As a final note, ZFC is ZF + Axiom of Choice... which, yes, most practicing mathematicians just accept AoC so that they can integrate or whatever. The formal world without AoC is very sparse, but nobody has any sort of idea what the arbitrary decision means. I know that there has been some significant study of ZF-C, though it's been "impractical", I don't know if anyone is willing or capable of stating that ZF-C is in any way worse than ZFC. Impractical is a Mathematicians favorite adjective, so they're just two extant formal systems which disagree quite a lot on important things but we mostly pay attention to ZFC.

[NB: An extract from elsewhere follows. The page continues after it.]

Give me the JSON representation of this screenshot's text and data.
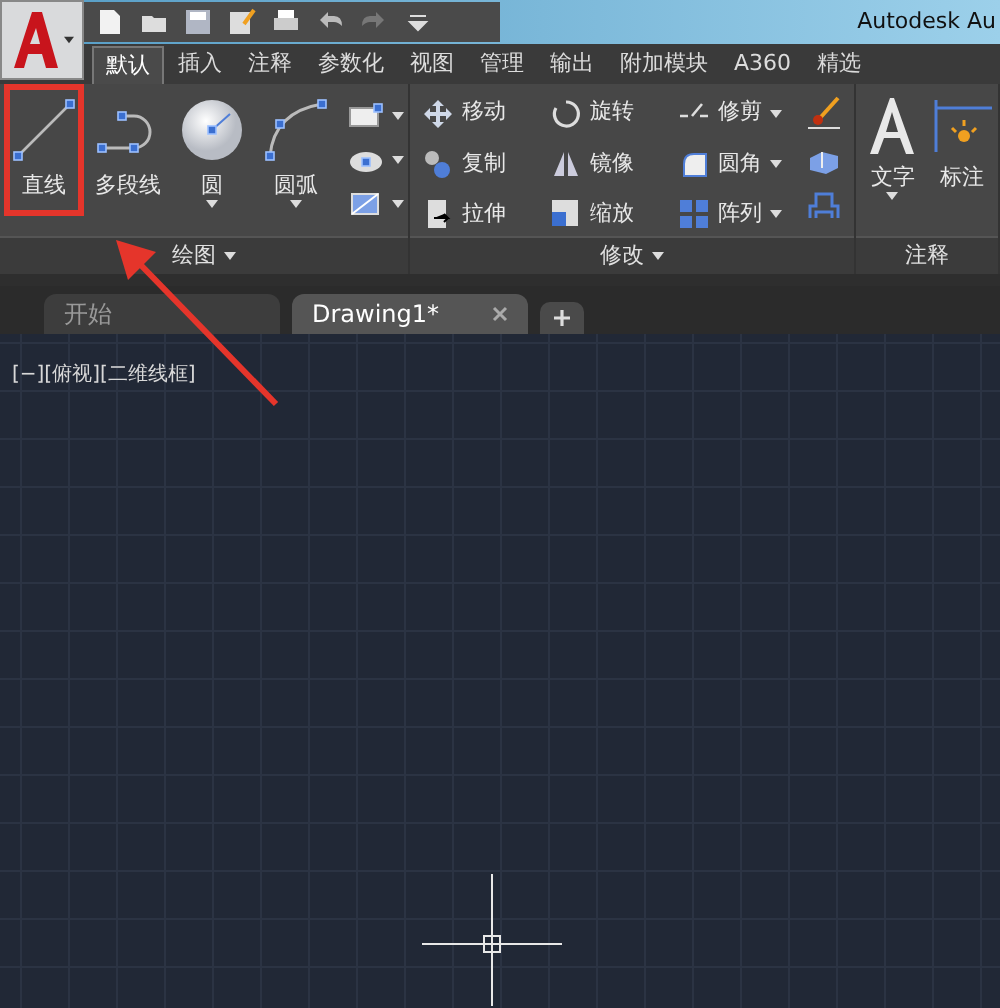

At that point, all the linear algebra I couldn't figure out for the life of me all those years finally made sense. And it was the same for most of my classmates. After that, whenever I saw xY, I thought "the vector x is being moved into a new space", and all the equations made sense to me.
You could explain what an SVM is with equations to me all day, but it's only when you say "you're trying to get the plane to separate your data by a margin as wide as possible" do I actually get it, and then all the math becomes easy.
Different people have different ways of manipulating the abstract symbols, and for me it's to equate them to something I already have experience in. Then I can get the solutions intuitively, rather than pore over pages and pages of equations.
In the end, I quit academia precisely because I couldn't manipulate symbols, and thus my way of learning wasn't compatible with everyone's way of teaching. Maybe I can come up with something better if someone explains things to me in terms I can understand.
I think anyone is capable of grokking anything, just the time taken to do so is variable. people that give up on "learning" something (academia in your case) just don't want to spend that time.
p.s. I also gave up on academia for the same reasons :)
* Math is full of symbology with implied meaning. For example, theta is often used for 'angle'. How many other symbols have implied meaning like that? Granted, it forms dense, concise, precise papers. Which brings me to my second point.
* If you don't know the symbology, it's difficult to read it. I believe that people suffer reading comprehension problems if they don't know how to verbalize a symbol like 'θ'.
* Lastly, the symbols make it very difficult to google for concepts.
That's the definition of a calculus, not the entirety of math.
>More generally, calculus (plural calculi) refers to any method or system of calculation guided by the symbolic manipulation of expressions. Some examples of other well-known calculi are propositional calculus, variational calculus, lambda calculus, pi calculus, and join calculus.
Math, fundamentally, is about abstract concepts, not symbols.
Sure we have intuition. But intuition can be wrong. Not all problems are as simple to explain as zero and empty buckets. Intuition is also worthless if you cannot communicate those ideas in an unambiguous fashion.
So if the OP really develops a method for communicating the concepts described by math in a much more efficient way - I am all for it! But I find that highly unlikely when even it is admitted in the article itself that he has no idea what this will look like.